Cellular voice became a mass market product when the size of the cellphones shrunk and the batteries got good enough that they could hold a charge for a reasonable amount of time. Various versions of flip phones became popular and millions were sold. These early cellphones had lots of innovations other than just being mobile. For instance, I remember seeing a coworker buy an early flip phone that had features that we now take for granted. The phone stored your whole rolodex of contacts. But even more impressively, the phone kept visual track of who had called you and when. And long distance largely disappeared when the cellphone companies started selling minute plans instead of long distance plans.

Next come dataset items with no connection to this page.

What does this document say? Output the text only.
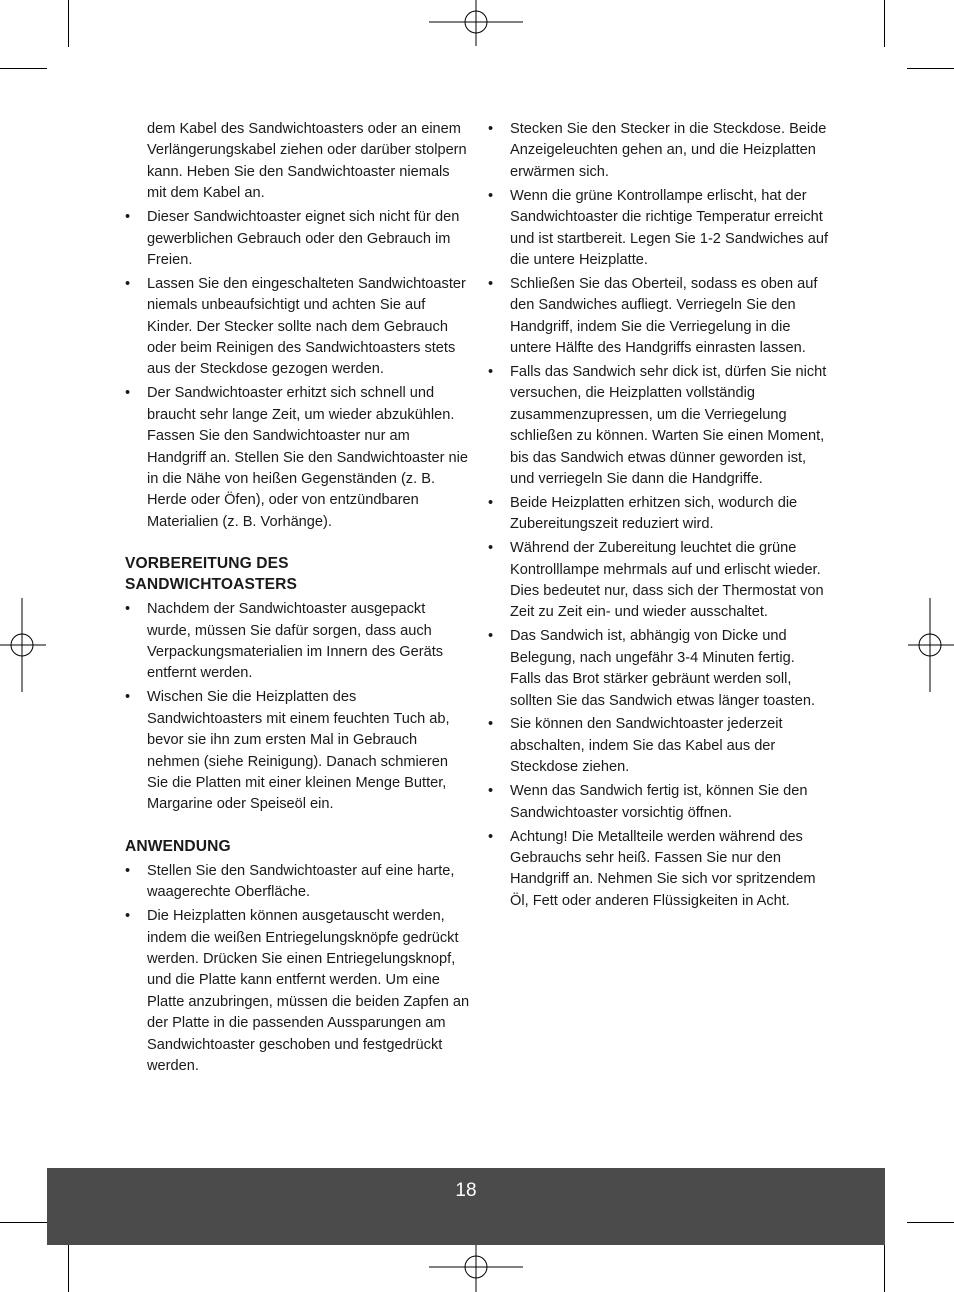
dem Kabel des Sandwichtoasters oder an einem Verlängerungskabel ziehen oder darüber stolpern kann. Heben Sie den Sandwichtoaster niemals mit dem Kabel an.

• Dieser Sandwichtoaster eignet sich nicht für den gewerblichen Gebrauch oder den Gebrauch im Freien.
• Lassen Sie den eingeschalteten Sandwichtoaster niemals unbeaufsichtigt und achten Sie auf Kinder. Der Stecker sollte nach dem Gebrauch oder beim Reinigen des Sandwichtoasters stets aus der Steckdose gezogen werden.
• Der Sandwichtoaster erhitzt sich schnell und braucht sehr lange Zeit, um wieder abzukühlen. Fassen Sie den Sandwichtoaster nur am Handgriff an. Stellen Sie den Sandwichtoaster nie in die Nähe von heißen Gegenständen (z. B. Herde oder Öfen), oder von entzündbaren Materialien (z. B. Vorhänge).
VORBEREITUNG DES
SANDWICHTOASTERS
• Nachdem der Sandwichtoaster ausgepackt wurde, müssen Sie dafür sorgen, dass auch Verpackungsmaterialien im Innern des Geräts entfernt werden.
• Wischen Sie die Heizplatten des Sandwichtoasters mit einem feuchten Tuch ab, bevor sie ihn zum ersten Mal in Gebrauch nehmen (siehe Reinigung). Danach schmieren Sie die Platten mit einer kleinen Menge Butter, Margarine oder Speiseöl ein.
ANWENDUNG
• Stellen Sie den Sandwichtoaster auf eine harte, waagerechte Oberfläche.
• Die Heizplatten können ausgetauscht werden, indem die weißen Entriegelungsknöpfe gedrückt werden. Drücken Sie einen Entriegelungsknopf, und die Platte kann entfernt werden. Um eine Platte anzubringen, müssen die beiden Zapfen an der Platte in die passenden Aussparungen am Sandwichtoaster geschoben und festgedrückt werden.
• Stecken Sie den Stecker in die Steckdose. Beide Anzeigeleuchten gehen an, und die Heizplatten erwärmen sich.
• Wenn die grüne Kontrollampe erlischt, hat der Sandwichtoaster die richtige Temperatur erreicht und ist startbereit. Legen Sie 1-2 Sandwiches auf die untere Heizplatte.
• Schließen Sie das Oberteil, sodass es oben auf den Sandwiches aufliegt. Verriegeln Sie den Handgriff, indem Sie die Verriegelung in die untere Hälfte des Handgriffs einrasten lassen.
• Falls das Sandwich sehr dick ist, dürfen Sie nicht versuchen, die Heizplatten vollständig zusammenzupressen, um die Verriegelung schließen zu können. Warten Sie einen Moment, bis das Sandwich etwas dünner geworden ist, und verriegeln Sie dann die Handgriffe.
• Beide Heizplatten erhitzen sich, wodurch die Zubereitungszeit reduziert wird.
• Während der Zubereitung leuchtet die grüne Kontrolllampe mehrmals auf und erlischt wieder. Dies bedeutet nur, dass sich der Thermostat von Zeit zu Zeit ein- und wieder ausschaltet.
• Das Sandwich ist, abhängig von Dicke und Belegung, nach ungefähr 3-4 Minuten fertig. Falls das Brot stärker gebräunt werden soll, sollten Sie das Sandwich etwas länger toasten.
• Sie können den Sandwichtoaster jederzeit abschalten, indem Sie das Kabel aus der Steckdose ziehen.
• Wenn das Sandwich fertig ist, können Sie den Sandwichtoaster vorsichtig öffnen.
• Achtung! Die Metallteile werden während des Gebrauchs sehr heiß. Fassen Sie nur den Handgriff an. Nehmen Sie sich vor spritzendem Öl, Fett oder anderen Flüssigkeiten in Acht.
18
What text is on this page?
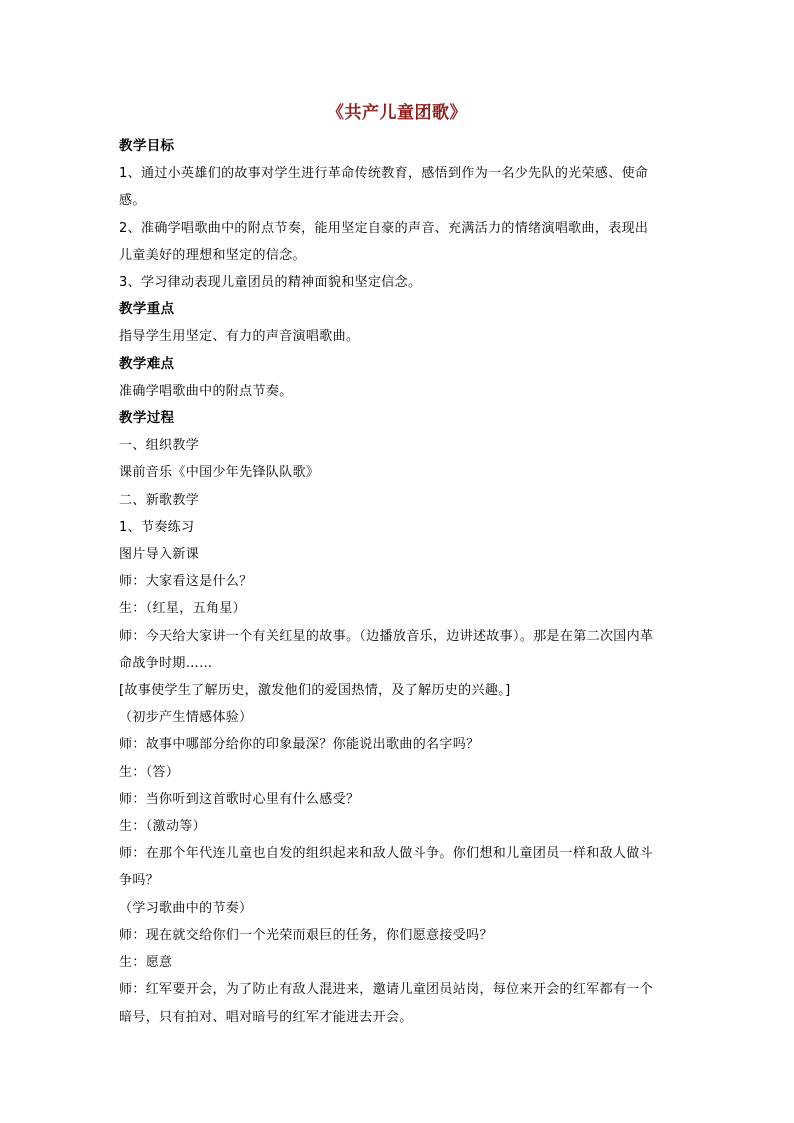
《共产儿童团歌》
教学目标
1、通过小英雄们的故事对学生进行革命传统教育，感悟到作为一名少先队的光荣感、使命
感。
2、准确学唱歌曲中的附点节奏，能用坚定自豪的声音、充满活力的情绪演唱歌曲，表现出
儿童美好的理想和坚定的信念。
3、学习律动表现儿童团员的精神面貌和坚定信念。
教学重点
指导学生用坚定、有力的声音演唱歌曲。
教学难点
准确学唱歌曲中的附点节奏。
教学过程
一、组织教学
课前音乐《中国少年先锋队队歌》
二、新歌教学
1、节奏练习
图片导入新课
师：大家看这是什么？
生：（红星，五角星）
师：今天给大家讲一个有关红星的故事。（边播放音乐，边讲述故事）。那是在第二次国内革
命战争时期……
[故事使学生了解历史，激发他们的爱国热情，及了解历史的兴趣。]
（初步产生情感体验）
师：故事中哪部分给你的印象最深？你能说出歌曲的名字吗？
生：（答）
师：当你听到这首歌时心里有什么感受？
生：（激动等）
师：在那个年代连儿童也自发的组织起来和敌人做斗争。你们想和儿童团员一样和敌人做斗
争吗？
（学习歌曲中的节奏）
师：现在就交给你们一个光荣而艰巨的任务，你们愿意接受吗？
生：愿意
师：红军要开会，为了防止有敌人混进来，邀请儿童团员站岗，每位来开会的红军都有一个
暗号，只有拍对、唱对暗号的红军才能进去开会。
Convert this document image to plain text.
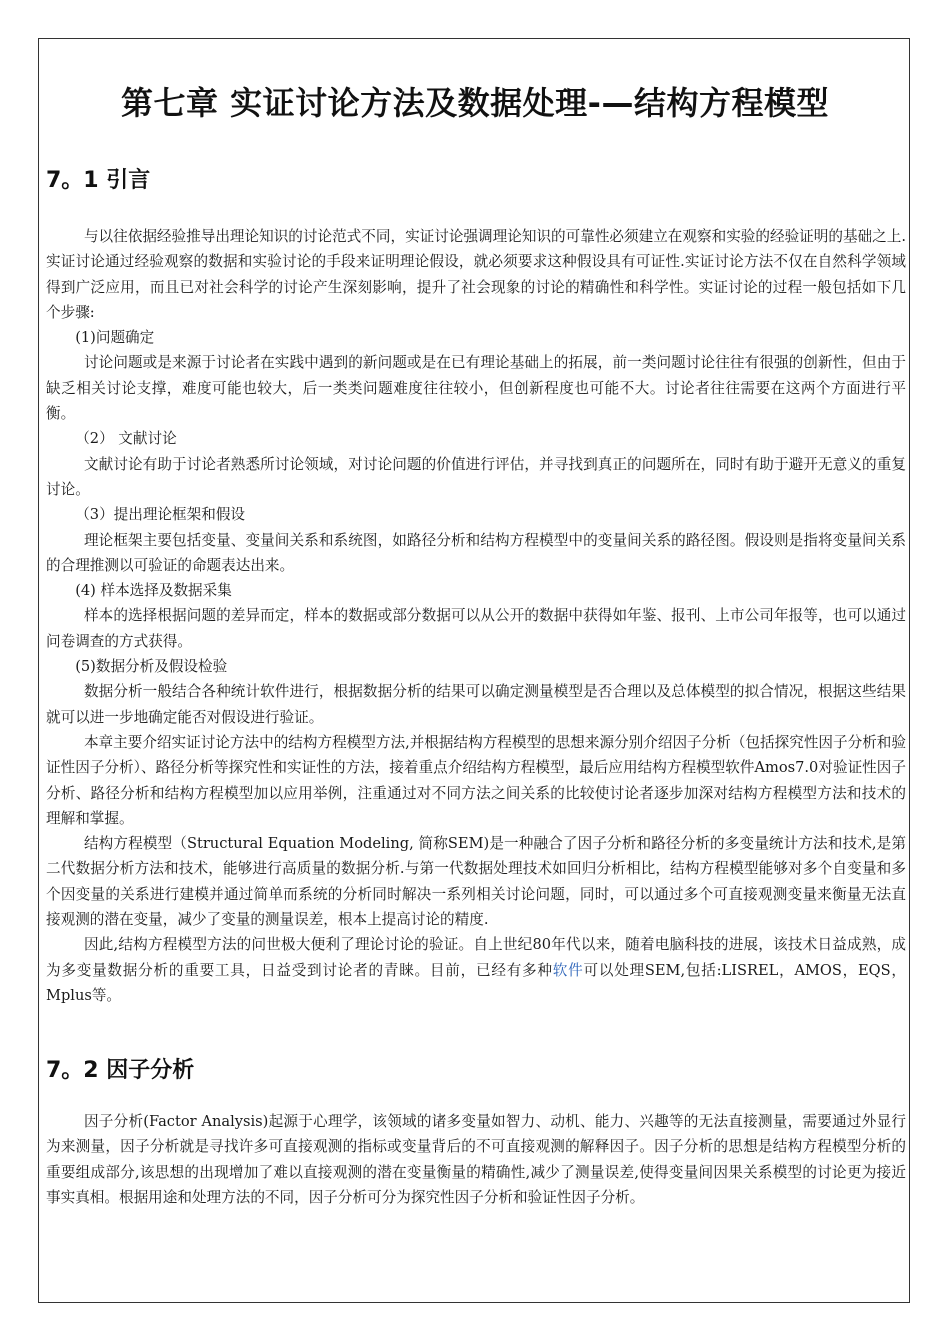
第七章 实证讨论方法及数据处理-—结构方程模型
7。1 引言

与以往依据经验推导出理论知识的讨论范式不同，实证讨论强调理论知识的可靠性必须建立在观察和实验的经验证明的基础之上.实证讨论通过经验观察的数据和实验讨论的手段来证明理论假设，就必须要求这种假设具有可证性.实证讨论方法不仅在自然科学领域得到广泛应用，而且已对社会科学的讨论产生深刻影响，提升了社会现象的讨论的精确性和科学性。实证讨论的过程一般包括如下几个步骤:

(1)问题确定

讨论问题或是来源于讨论者在实践中遇到的新问题或是在已有理论基础上的拓展，前一类问题讨论往往有很强的创新性，但由于缺乏相关讨论支撑，难度可能也较大，后一类类问题难度往往较小，但创新程度也可能不大。讨论者往往需要在这两个方面进行平衡。

（2） 文献讨论

文献讨论有助于讨论者熟悉所讨论领域，对讨论问题的价值进行评估，并寻找到真正的问题所在，同时有助于避开无意义的重复讨论。

（3）提出理论框架和假设

理论框架主要包括变量、变量间关系和系统图，如路径分析和结构方程模型中的变量间关系的路径图。假设则是指将变量间关系的合理推测以可验证的命题表达出来。

(4) 样本选择及数据采集

样本的选择根据问题的差异而定，样本的数据或部分数据可以从公开的数据中获得如年鉴、报刊、上市公司年报等，也可以通过问卷调查的方式获得。

(5)数据分析及假设检验

数据分析一般结合各种统计软件进行，根据数据分析的结果可以确定测量模型是否合理以及总体模型的拟合情况，根据这些结果就可以进一步地确定能否对假设进行验证。

本章主要介绍实证讨论方法中的结构方程模型方法,并根据结构方程模型的思想来源分别介绍因子分析（包括探究性因子分析和验证性因子分析）、路径分析等探究性和实证性的方法，接着重点介绍结构方程模型，最后应用结构方程模型软件Amos7.0对验证性因子分析、路径分析和结构方程模型加以应用举例，注重通过对不同方法之间关系的比较使讨论者逐步加深对结构方程模型方法和技术的理解和掌握。

结构方程模型（Structural Equation Modeling, 简称SEM)是一种融合了因子分析和路径分析的多变量统计方法和技术,是第二代数据分析方法和技术，能够进行高质量的数据分析.与第一代数据处理技术如回归分析相比，结构方程模型能够对多个自变量和多个因变量的关系进行建模并通过简单而系统的分析同时解决一系列相关讨论问题，同时，可以通过多个可直接观测变量来衡量无法直接观测的潜在变量，减少了变量的测量误差，根本上提高讨论的精度.

因此,结构方程模型方法的问世极大便利了理论讨论的验证。自上世纪80年代以来，随着电脑科技的进展，该技术日益成熟，成为多变量数据分析的重要工具，日益受到讨论者的青睐。目前，已经有多种软件可以处理SEM,包括:LISREL，AMOS，EQS，Mplus等。

7。2 因子分析

因子分析(Factor Analysis)起源于心理学，该领域的诸多变量如智力、动机、能力、兴趣等的无法直接测量，需要通过外显行为来测量，因子分析就是寻找许多可直接观测的指标或变量背后的不可直接观测的解释因子。因子分析的思想是结构方程模型分析的重要组成部分,该思想的出现增加了难以直接观测的潜在变量衡量的精确性,减少了测量误差,使得变量间因果关系模型的讨论更为接近事实真相。根据用途和处理方法的不同，因子分析可分为探究性因子分析和验证性因子分析。
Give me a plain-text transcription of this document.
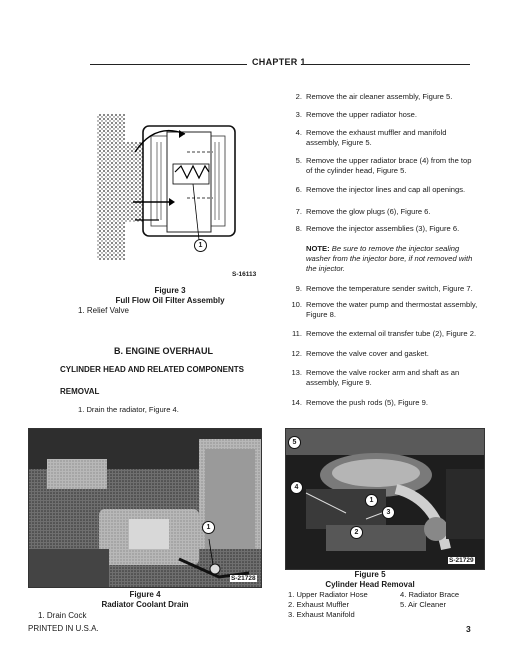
CHAPTER 1
1
S-16113
Figure 3
Full Flow Oil Filter Assembly
1. Relief Valve
B. ENGINE OVERHAUL
CYLINDER HEAD AND RELATED COMPONENTS
REMOVAL
1. Drain the radiator, Figure 4.
2. Remove the air cleaner assembly, Figure 5.
3. Remove the upper radiator hose.
4. Remove the exhaust muffler and manifold assembly, Figure 5.
5. Remove the upper radiator brace (4) from the top of the cylinder head, Figure 5.
6. Remove the injector lines and cap all openings.
7. Remove the glow plugs (6), Figure 6.
8. Remove the injector assemblies (3), Figure 6.
NOTE: Be sure to remove the injector sealing washer from the injector bore, if not removed with the injector.
9. Remove the temperature sender switch, Figure 7.
10. Remove the water pump and thermostat assembly, Figure 8.
11. Remove the external oil transfer tube (2), Figure 2.
12. Remove the valve cover and gasket.
13. Remove the valve rocker arm and shaft as an assembly, Figure 9.
14. Remove the push rods (5), Figure 9.
1
S-21728
Figure 4
Radiator Coolant Drain
1. Drain Cock
5
4
1
3
2
S-21729
Figure 5
Cylinder Head Removal
1. Upper Radiator Hose
2. Exhaust Muffler
3. Exhaust Manifold
4. Radiator Brace
5. Air Cleaner
PRINTED IN U.S.A.	3
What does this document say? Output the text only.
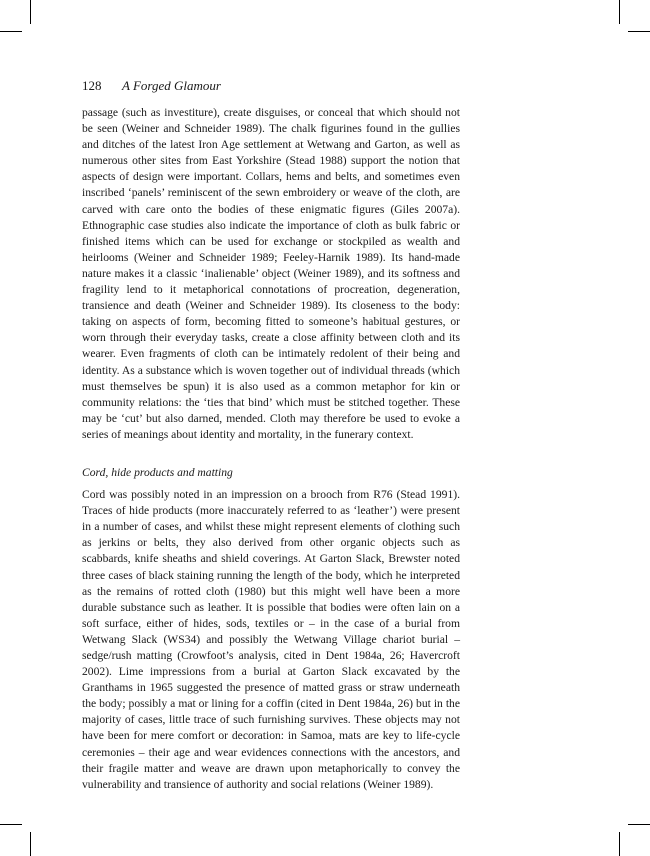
128 A Forged Glamour

passage (such as investiture), create disguises, or conceal that which should not be seen (Weiner and Schneider 1989). The chalk figurines found in the gullies and ditches of the latest Iron Age settlement at Wetwang and Garton, as well as numerous other sites from East Yorkshire (Stead 1988) support the notion that aspects of design were important. Collars, hems and belts, and sometimes even inscribed ‘panels’ reminiscent of the sewn embroidery or weave of the cloth, are carved with care onto the bodies of these enigmatic figures (Giles 2007a). Ethnographic case studies also indicate the importance of cloth as bulk fabric or finished items which can be used for exchange or stockpiled as wealth and heirlooms (Weiner and Schneider 1989; Feeley-Harnik 1989). Its hand-made nature makes it a classic ‘inalienable’ object (Weiner 1989), and its softness and fragility lend to it metaphorical connotations of procreation, degeneration, transience and death (Weiner and Schneider 1989). Its closeness to the body: taking on aspects of form, becoming fitted to someone’s habitual gestures, or worn through their everyday tasks, create a close affinity between cloth and its wearer. Even fragments of cloth can be intimately redolent of their being and identity. As a substance which is woven together out of individual threads (which must themselves be spun) it is also used as a common metaphor for kin or community relations: the ‘ties that bind’ which must be stitched together. These may be ‘cut’ but also darned, mended. Cloth may therefore be used to evoke a series of meanings about identity and mortality, in the funerary context.

Cord, hide products and matting

Cord was possibly noted in an impression on a brooch from R76 (Stead 1991). Traces of hide products (more inaccurately referred to as ‘leather’) were present in a number of cases, and whilst these might represent elements of clothing such as jerkins or belts, they also derived from other organic objects such as scabbards, knife sheaths and shield coverings. At Garton Slack, Brewster noted three cases of black staining running the length of the body, which he interpreted as the remains of rotted cloth (1980) but this might well have been a more durable substance such as leather. It is possible that bodies were often lain on a soft surface, either of hides, sods, textiles or – in the case of a burial from Wetwang Slack (WS34) and possibly the Wetwang Village chariot burial – sedge/rush matting (Crowfoot’s analysis, cited in Dent 1984a, 26; Havercroft 2002). Lime impressions from a burial at Garton Slack excavated by the Granthams in 1965 suggested the presence of matted grass or straw underneath the body; possibly a mat or lining for a coffin (cited in Dent 1984a, 26) but in the majority of cases, little trace of such furnishing survives. These objects may not have been for mere comfort or decoration: in Samoa, mats are key to life-cycle ceremonies – their age and wear evidences connections with the ancestors, and their fragile matter and weave are drawn upon metaphorically to convey the vulnerability and transience of authority and social relations (Weiner 1989).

But then came smartphones and cellular voice started taking a back seat. Data became the rage but all of the market emphasis was on using your phone to surf the web and to take advantage of the burgeoning wireless data business. The telephone part of the product was still important, but this is about the time when we saw cellphone companies start to blend in the pricing of voice, text and data into one bundle. People became less willing to pay high prices for voice and texting, and so the price of those products was buried into the monthly rate.
Skip forward to today and it’s easy to see that voice has lost all cachet. I have a teenage daughter and using the voice capability of her phone is at the bottom of her list along with email. She much prefers to communicate with pictures, emojis, text messages and social media sites rather than actually talk to somebody on the phone. She’ll do it, but she clearly would rather communicate in some other way. In fact, she does the majority of her communications these days using an Apple smart watch, where she talks into the watch which then sends her message as text. She doesn’t even need a smartphone for most of her communications.
And the business world has also moved away from traditional voice. For instance, it’s routine for me to have conference calls using various web conference services that allow me to talk and listen through my computer.
One of the best indications that cellular voice is now a commodity is that there are now many willing to give away voice for free. Billionaire Mukesh Ambani in India is now giving away free voice to anyone buying a cellphone data plan. In this country there are a number of cellular providers allowing unlimited free calling using WiFi.
Cell phone companies are going to be offering voice as part of their products for a long time. But one has to wonder as we move to smartwatches, smart assistants like Amazon Alexa and a future of various wearables if we won’t soon stop using the word ‘phone’. My daughter’s smartphone is rarely used for the ‘phone’ features, and the time comes soon when she can ditch the phone completely I think she’ll gladly do so.